Questo dossier fa parte degli approfondimenti dedicati all’Agenda 2030 e analizza il target 7: Energia pulita e accessibile.

a cura di Alice Pistolesi

Il petrolio continua ad essere risorsa fondamentale per l’andamento delle economie occidentali e non. Da qui la sua importanza strategica che, nonostante i tentativi di superare la dipendenza dall’oro nero, non si è mai placata.

In questo dossier analizziamo brevemente chi nel Pianeta dispone di riserve petrolifere e chi invece consuma più greggio. Gli approfondimenti sono dedicati ad alcuni episodi verificatisi nel 2019 a danno di obiettivi petroliferi, sottolineando come questi si riflettano e provochino crisi, alimentino conflitti mondiali o come, nel caso dello Yemen, alimentino o esasperino una guerra che ha raso al suolo un intero Paese e condannato alla carestia centinaia di migliaia di persone.

Come si vede nei grafici sottostanti, che si trovano all’interno del report ‘BP Statistical Review of World Energy’, tutti i Paesi continuano ad essere dipendenti dal greggio, che risente delle crisi internazionali per determinare il proprio prezzo.


La guerra in Yemen e il petrolio

Il bombardamento di due impianti di Saudi Aramco nel settembre 2019 ha costretto l’Arabia Saudita a dimezzare nei giorni immediatamente successivi la produzione di petrolio per volumi che, secondo indiscrezioni, sono pari al 5% dei consumi mondiali. Il danno è stato paragonato a quello provocato dall’incendio dei pozzi del Kuwait da parte delle truppe irachene di Saddam Hussein nel 1991. Fortunatamente questa volta le fiamme sono state spente in poche ore.

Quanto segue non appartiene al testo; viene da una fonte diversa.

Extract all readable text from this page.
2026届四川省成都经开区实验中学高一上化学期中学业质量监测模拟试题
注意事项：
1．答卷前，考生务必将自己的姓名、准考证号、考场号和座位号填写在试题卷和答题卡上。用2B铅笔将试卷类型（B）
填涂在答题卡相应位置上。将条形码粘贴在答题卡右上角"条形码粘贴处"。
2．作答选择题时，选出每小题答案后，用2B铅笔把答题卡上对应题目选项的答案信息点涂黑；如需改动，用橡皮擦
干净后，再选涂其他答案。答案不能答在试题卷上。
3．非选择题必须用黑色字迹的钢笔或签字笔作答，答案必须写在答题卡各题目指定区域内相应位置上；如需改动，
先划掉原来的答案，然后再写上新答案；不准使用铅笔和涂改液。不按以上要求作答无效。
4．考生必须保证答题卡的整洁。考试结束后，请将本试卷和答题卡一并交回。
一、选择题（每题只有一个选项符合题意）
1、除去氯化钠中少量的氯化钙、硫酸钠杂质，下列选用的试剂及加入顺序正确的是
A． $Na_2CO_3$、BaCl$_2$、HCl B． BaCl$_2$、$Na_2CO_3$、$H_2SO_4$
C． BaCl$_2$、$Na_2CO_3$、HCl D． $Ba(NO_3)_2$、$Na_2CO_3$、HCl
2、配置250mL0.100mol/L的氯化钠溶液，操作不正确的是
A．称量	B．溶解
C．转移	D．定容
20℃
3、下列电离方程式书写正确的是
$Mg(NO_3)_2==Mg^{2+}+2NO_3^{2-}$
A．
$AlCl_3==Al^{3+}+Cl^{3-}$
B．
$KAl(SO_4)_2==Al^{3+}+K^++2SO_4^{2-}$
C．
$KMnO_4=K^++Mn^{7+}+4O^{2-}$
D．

Il bombardamento è stato effettuato con dieci droni ed è stato rivendicato dagli Houthi, formazione che dal 2015 combatte in Yemen contro una coalizione militare guidata dai saudititi. Il portavoce degli Houthi (formazione sostenuta in Yemen dall’Iran) ha rivendicato il bombardamento con un messaggio televisivo e ha minacciato l’Arabia Saudita di ulteriori azioni contro il Paese se i sauditi non fermeranno le operazioni in Yemen.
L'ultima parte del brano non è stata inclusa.